Dans les rayons de boulangeries, les produits à base de la farine de manioc sont disponibles et s’arrachent, comme le confie un boulanger de la ville de Bafoussam. « Certains clients ne consomment que des produits à base de la farine locale notamment du manioc. Elle est encore moins connue mais ceux qui savent apprécier l’exigent dans nos points de ventes. Que ce soit du pain, le gâteau, ou autres, les consommateurs s’abonnent véritablement », explique Roger Manfouo, pâtissier.

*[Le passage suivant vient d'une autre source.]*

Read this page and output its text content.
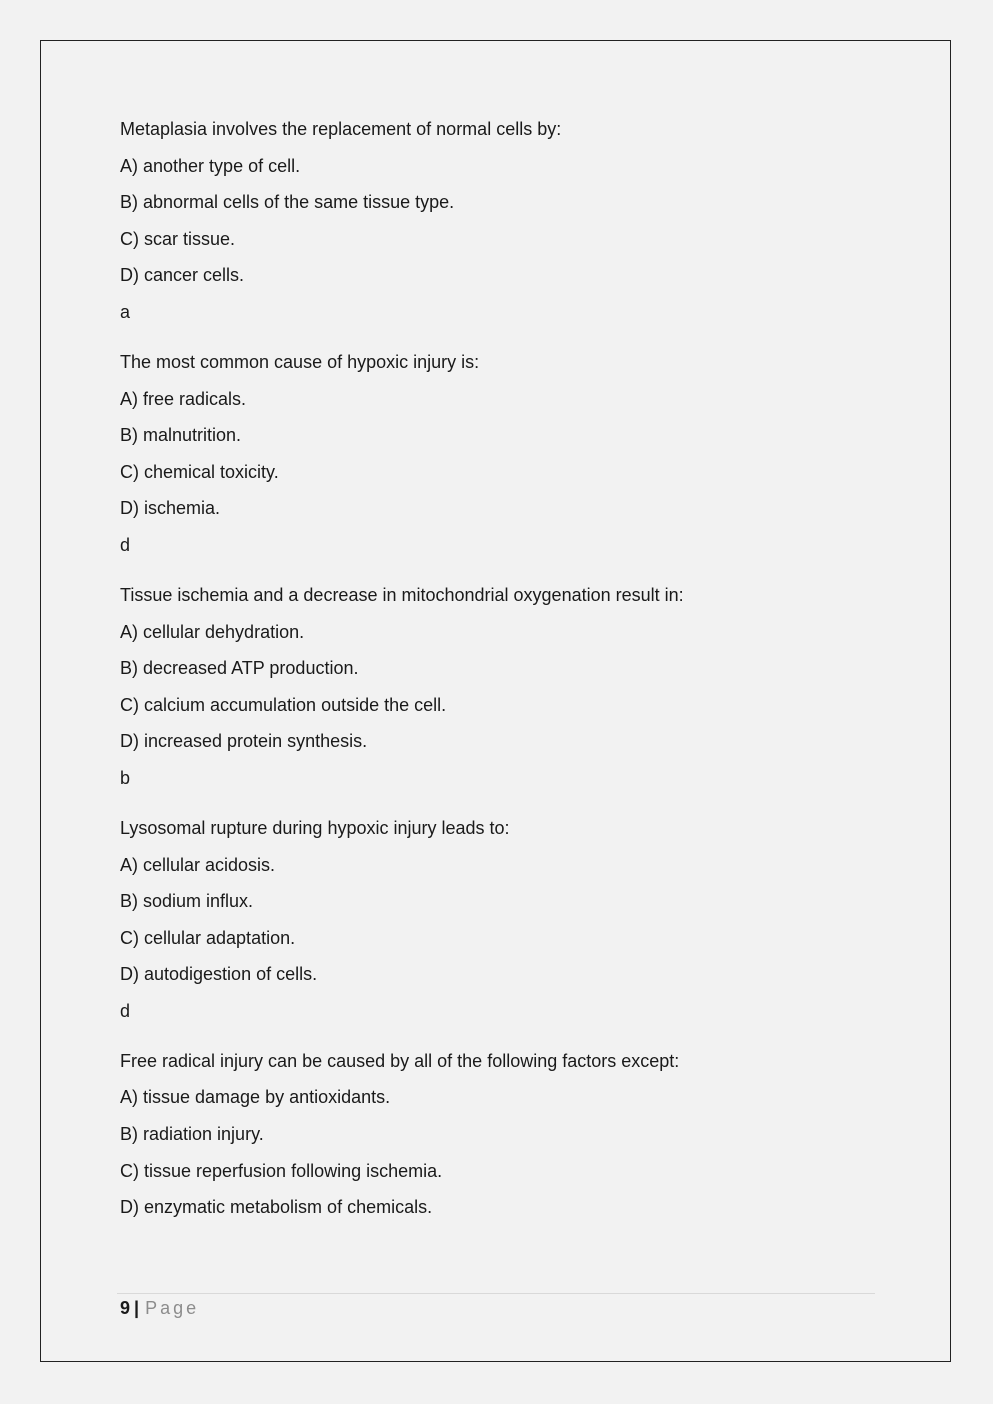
Metaplasia involves the replacement of normal cells by:
A) another type of cell.
B) abnormal cells of the same tissue type.
C) scar tissue.
D) cancer cells.
a
The most common cause of hypoxic injury is:
A) free radicals.
B) malnutrition.
C) chemical toxicity.
D) ischemia.
d
Tissue ischemia and a decrease in mitochondrial oxygenation result in:
A) cellular dehydration.
B) decreased ATP production.
C) calcium accumulation outside the cell.
D) increased protein synthesis.
b
Lysosomal rupture during hypoxic injury leads to:
A) cellular acidosis.
B) sodium influx.
C) cellular adaptation.
D) autodigestion of cells.
d
Free radical injury can be caused by all of the following factors except:
A) tissue damage by antioxidants.
B) radiation injury.
C) tissue reperfusion following ischemia.
D) enzymatic metabolism of chemicals.
9 | Page
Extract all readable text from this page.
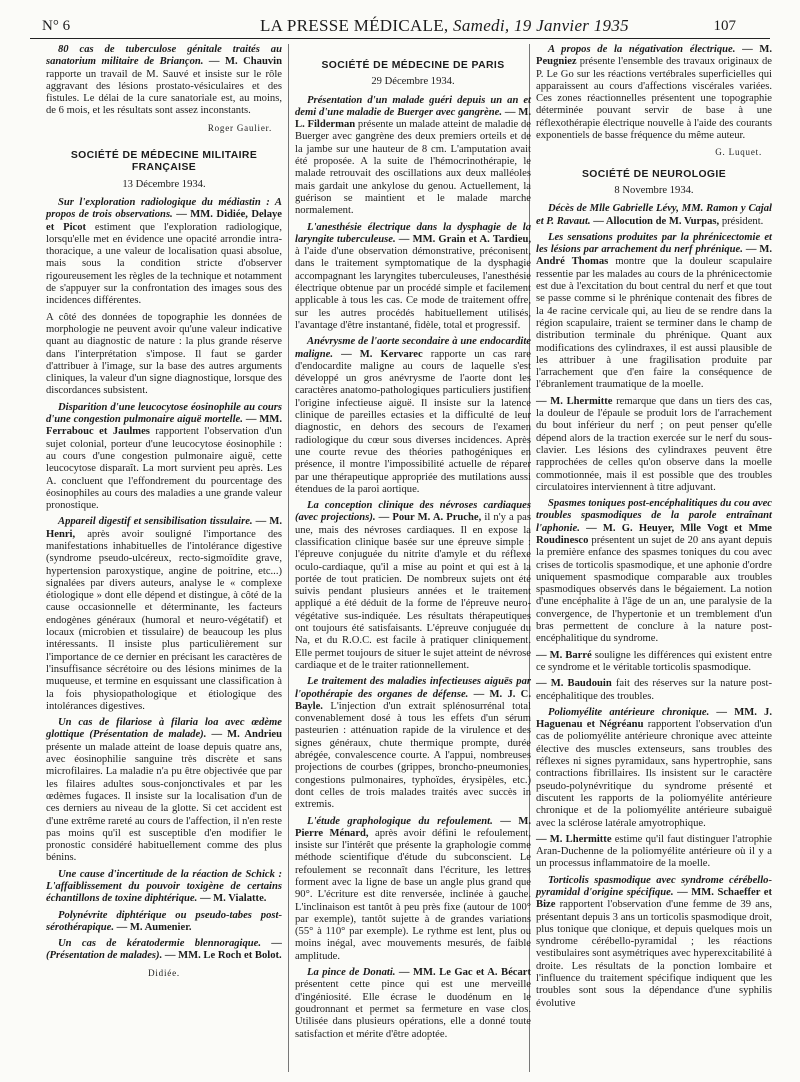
N° 6	LA PRESSE MÉDICALE, Samedi, 19 Janvier 1935	107

80 cas de tuberculose génitale traités au sanatorium militaire de Briançon. — M. Chauvin rapporte un travail de M. Sauvé et insiste sur le rôle aggravant des lésions prostato-vésiculaires et des fistules. Le délai de la cure sanatoriale est, au moins, de 6 mois, et les résultats sont assez inconstants.

Roger Gaulier.
SOCIÉTÉ DE MÉDECINE MILITAIRE FRANÇAISE
13 Décembre 1934.

Sur l'exploration radiologique du médiastin : A propos de trois observations. — MM. Didiée, Delaye et Picot estiment que l'exploration radiologique, lorsqu'elle met en évidence une opacité arrondie intra-thoracique, a une valeur de localisation quasi absolue, mais sous la condition stricte d'observer rigoureusement les règles de la technique et notamment de s'appuyer sur la confrontation des images sous des incidences différentes.

A côté des données de topographie les données de morphologie ne peuvent avoir qu'une valeur indicative quant au diagnostic de nature : la plus grande réserve dans l'interprétation s'impose. Il faut se garder d'attribuer à l'image, sur la base des autres arguments cliniques, la valeur d'un signe diagnostique, lorsque des discordances subsistent.

Disparition d'une leucocytose éosinophile au cours d'une congestion pulmonaire aiguë mortelle. — MM. Ferrabouc et Jaulmes rapportent l'observation d'un sujet colonial, porteur d'une leucocytose éosinophile : au cours d'une congestion pulmonaire aiguë, cette leucocytose disparaît. La mort survient peu après. Les A. concluent que l'effondrement du pourcentage des éosinophiles au cours des maladies a une grande valeur pronostique.

Appareil digestif et sensibilisation tissulaire. — M. Henri, après avoir souligné l'importance des manifestations inhabituelles de l'intolérance digestive (syndrome pseudo-ulcéreux, recto-sigmoïdite grave, hypertension paroxystique, angine de poitrine, etc...) signalées par divers auteurs, analyse le « complexe étiologique » dont elle dépend et distingue, à côté de la cause occasionnelle et déterminante, les facteurs endogènes généraux (humoral et neuro-végétatif) et locaux (microbien et tissulaire) de beaucoup les plus intéressants. Il insiste plus particulièrement sur l'importance de ce dernier en précisant les caractères de l'insuffisance sécrétoire ou des lésions minimes de la muqueuse, et termine en esquissant une classification à la fois physiopathologique et étiologique des intolérances digestives.

Un cas de filariose à filaria loa avec œdème glottique (Présentation de malade). — M. Andrieu présente un malade atteint de loase depuis quatre ans, avec éosinophilie sanguine très discrète et sans microfilaires. La maladie n'a pu être objectivée que par les filaires adultes sous-conjonctivales et par les œdèmes fugaces. Il insiste sur la localisation d'un de ces derniers au niveau de la glotte. Si cet accident est d'une extrême rareté au cours de l'affection, il n'en reste pas moins qu'il est susceptible d'en modifier le pronostic considéré habituellement comme des plus bénins.

Une cause d'incertitude de la réaction de Schick : L'affaiblissement du pouvoir toxigène de certains échantillons de toxine diphtérique. — M. Vialatte.

Polynévrite diphtérique ou pseudo-tabes post-sérothérapique. — M. Aumenier.

Un cas de kératodermie blennoragique. — (Présentation de malades). — MM. Le Roch et Bolot.

Didiée.
SOCIÉTÉ DE MÉDECINE DE PARIS
29 Décembre 1934.

Présentation d'un malade guéri depuis un an et demi d'une maladie de Buerger avec gangrène. — M. L. Filderman présente un malade atteint de maladie de Buerger avec gangrène des deux premiers orteils et de la jambe sur une hauteur de 8 cm. L'amputation avait été proposée. A la suite de l'hémocrinothérapie, le malade retrouvait des oscillations aux deux malléoles mais gardait une ankylose du genou. Actuellement, la guérison se maintient et le malade marche normalement.

L'anesthésie électrique dans la dysphagie de la laryngite tuberculeuse. — MM. Grain et A. Tardieu, à l'aide d'une observation démonstrative, préconisent, dans le traitement symptomatique de la dysphagie accompagnant les laryngites tuberculeuses, l'anesthésie électrique obtenue par un procédé simple et facilement applicable à tous les cas. Ce mode de traitement offre, sur les autres procédés habituellement utilisés, l'avantage d'être instantané, fidèle, total et progressif.

Anévrysme de l'aorte secondaire à une endocardite maligne. — M. Kervarec rapporte un cas rare d'endocardite maligne au cours de laquelle s'est développé un gros anévrysme de l'aorte dont les caractères anatomo-pathologiques particuliers justifient l'origine infectieuse aiguë. Il insiste sur la latence clinique de pareilles ectasies et la difficulté de leur diagnostic, en dehors des secours de l'examen radiologique du cœur sous diverses incidences. Après une courte revue des théories pathogéniques en présence, il montre l'impossibilité actuelle de réparer par une thérapeutique appropriée des mutilations aussi étendues de la paroi aortique.

La conception clinique des névroses cardiaques (avec projections). — Pour M. A. Pruche, il n'y a pas une, mais des névroses cardiaques. Il en expose la classification clinique basée sur une épreuve simple : l'épreuve conjuguée du nitrite d'amyle et du réflexe oculo-cardiaque, qu'il a mise au point et qui est à la portée de tout praticien. De nombreux sujets ont été suivis pendant plusieurs années et le traitement appliqué a été déduit de la forme de l'épreuve neuro-végétative sus-indiquée. Les résultats thérapeutiques ont toujours été satisfaisants. L'épreuve conjuguée du Na, et du R.O.C. est facile à pratiquer cliniquement. Elle permet toujours de situer le sujet atteint de névrose cardiaque et de le traiter rationnellement.

Le traitement des maladies infectieuses aiguës par l'opothérapie des organes de défense. — M. J. C. Bayle. L'injection d'un extrait splénosurrénal total convenablement dosé à tous les effets d'un sérum pasteurien : atténuation rapide de la virulence et des signes généraux, chute thermique prompte, durée abrégée, convalescence courte. A l'appui, nombreuses projections de courbes (grippes, broncho-pneumonies, congestions pulmonaires, typhoïdes, érysipèles, etc.) dont celles de trois malades traités avec succès in extremis.

L'étude graphologique du refoulement. — M. Pierre Ménard, après avoir défini le refoulement, insiste sur l'intérêt que présente la graphologie comme méthode scientifique d'étude du subconscient. Le refoulement se reconnaît dans l'écriture, les lettres forment avec la ligne de base un angle plus grand que 90°. L'écriture est dite renversée, inclinée à gauche. L'inclinaison est tantôt à peu près fixe (autour de 100° par exemple), tantôt sujette à de grandes variations (55° à 110° par exemple). Le rythme est lent, plus ou moins inégal, avec mouvements mesurés, de faible amplitude.

La pince de Donati. — MM. Le Gac et A. Bécart présentent cette pince qui est une merveille d'ingéniosité. Elle écrase le duodénum en le goudronnant et permet sa fermeture en vase clos. Utilisée dans plusieurs opérations, elle a donné toute satisfaction et mérite d'être adoptée.

A propos de la négativation électrique. — M. Peugniez présente l'ensemble des travaux originaux de P. Le Go sur les réactions vertébrales superficielles qui apparaissent au cours d'affections viscérales variées. Ces zones réactionnelles présentent une topographie déterminée pouvant servir de base à une réflexothérapie électrique nouvelle à l'aide des courants exponentiels de basse fréquence du même auteur.

G. Luquet.
SOCIÉTÉ DE NEUROLOGIE
8 Novembre 1934.

Décès de Mlle Gabrielle Lévy, MM. Ramon y Cajal et P. Ravaut. — Allocution de M. Vurpas, président.

Les sensations produites par la phrénicectomie et les lésions par arrachement du nerf phrénique. — M. André Thomas montre que la douleur scapulaire ressentie par les malades au cours de la phrénicectomie est due à l'excitation du bout central du nerf et que tout se passe comme si le phrénique contenait des fibres de la 4e racine cervicale qui, au lieu de se rendre dans la région scapulaire, traient se terminer dans le champ de distribution terminale du phrénique. Quant aux modifications des cylindraxes, il est aussi plausible de les attribuer à une fragilisation produite par l'arrachement que d'en faire la conséquence de l'ébranlement traumatique de la moelle.

— M. Lhermitte remarque que dans un tiers des cas, la douleur de l'épaule se produit lors de l'arrachement du bout inférieur du nerf ; on peut penser qu'elle dépend alors de la traction exercée sur le nerf du sous-clavier. Les lésions des cylindraxes peuvent être rapprochées de celles qu'on observe dans la moelle commotionnée, mais il est possible que des troubles circulatoires interviennent à titre adjuvant.

Spasmes toniques post-encéphalitiques du cou avec troubles spasmodiques de la parole entraînant l'aphonie. — M. G. Heuyer, Mlle Vogt et Mme Roudinesco présentent un sujet de 20 ans ayant depuis la première enfance des spasmes toniques du cou avec crises de torticolis spasmodique, et une aphonie d'ordre uniquement spasmodique comparable aux troubles spasmodiques observés dans le bégaiement. La notion d'une encéphalite à l'âge de un an, une paralysie de la convergence, de l'hypertonie et un tremblement d'un bras permettent de conclure à la nature post-encéphalitique du syndrome.

— M. Barré souligne les différences qui existent entre ce syndrome et le véritable torticolis spasmodique.

— M. Baudouin fait des réserves sur la nature post-encéphalitique des troubles.

Poliomyélite antérieure chronique. — MM. J. Haguenau et Négréanu rapportent l'observation d'un cas de poliomyélite antérieure chronique avec atteinte élective des muscles extenseurs, sans troubles des réflexes ni signes pyramidaux, sans hypertrophie, sans contractions fibrillaires. Ils insistent sur le caractère pseudo-polynévritique du syndrome présenté et discutent les rapports de la poliomyélite antérieure chronique et de la poliomyélite antérieure subaiguë avec la sclérose latérale amyotrophique.

— M. Lhermitte estime qu'il faut distinguer l'atrophie Aran-Duchenne de la poliomyélite antérieure où il y a un processus inflammatoire de la moelle.

Torticolis spasmodique avec syndrome cérébello-pyramidal d'origine spécifique. — MM. Schaeffer et Bize rapportent l'observation d'une femme de 39 ans, présentant depuis 3 ans un torticolis spasmodique droit, plus tonique que clonique, et depuis quelques mois un syndrome cérébello-pyramidal ; les réactions vestibulaires sont asymétriques avec hyperexcitabilité à droite. Les résultats de la ponction lombaire et l'influence du traitement spécifique indiquent que les troubles sont sous la dépendance d'une syphilis évolutive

«Nous sommes fiers de consommer local. Le pain à la farine de manioc est devenu mon produit de référence au quotidien. Avec un goût particulier, je me suis adaptée à ce nouveau produit. Nous devons encourager les artisans engagés dans la transformation du manioc en farine », se réjouit Marie-Louise Malongui, consommatrice.
Boulangers formés
En 2023 déjà, 30 boulangers avaient été formés pendant une semaine à l’utilisation de la farine de manioc dans la fabrication du pain à Douala, à l’initiative de Christophe Eken, président de la Chambre de commerce, de l’industrie, des mines et de l’artisanat (Cima), avec l’appui du Dispositif d’appui à la compétitivité du Cameroun (Dacc).
Interrogé par Agripreneurs d’Afrique, le docteur Amos Mogo, chef du centre régional de la recherche scientifique et de l’innovation de l’Ouest, soutient que le centre a « mis à la disposition des organisations paysannes des variétés améliorées résistant aux maladies et produisant de la bonne farine sur le marché. Il a d’ailleurs prodigué des itinéraires techniques de transformation du manioc et de la patate en farine panifiable ».
D’après le dernier rapport du comité de compétitivité du ministère de l’économie, de la planification et de l’aménagement du territoire, le Cameroun qui occupe le 15ème rang mondial des producteurs de tubercules de manioc, a mis en place une plateforme des promoteurs de farines locales avec pour ambition de produire près de cinq millions de tonnes de farines (patate, plantain, maïs…) à l’horizon 2030. « Il est attendu dès 2023 une production de 26 100 tonnes de farine de manioc », précise le document. A l’Ouest, les Femmes nobles de Foumbot ne sont d’ailleurs pas les seules engagées dans la transformation.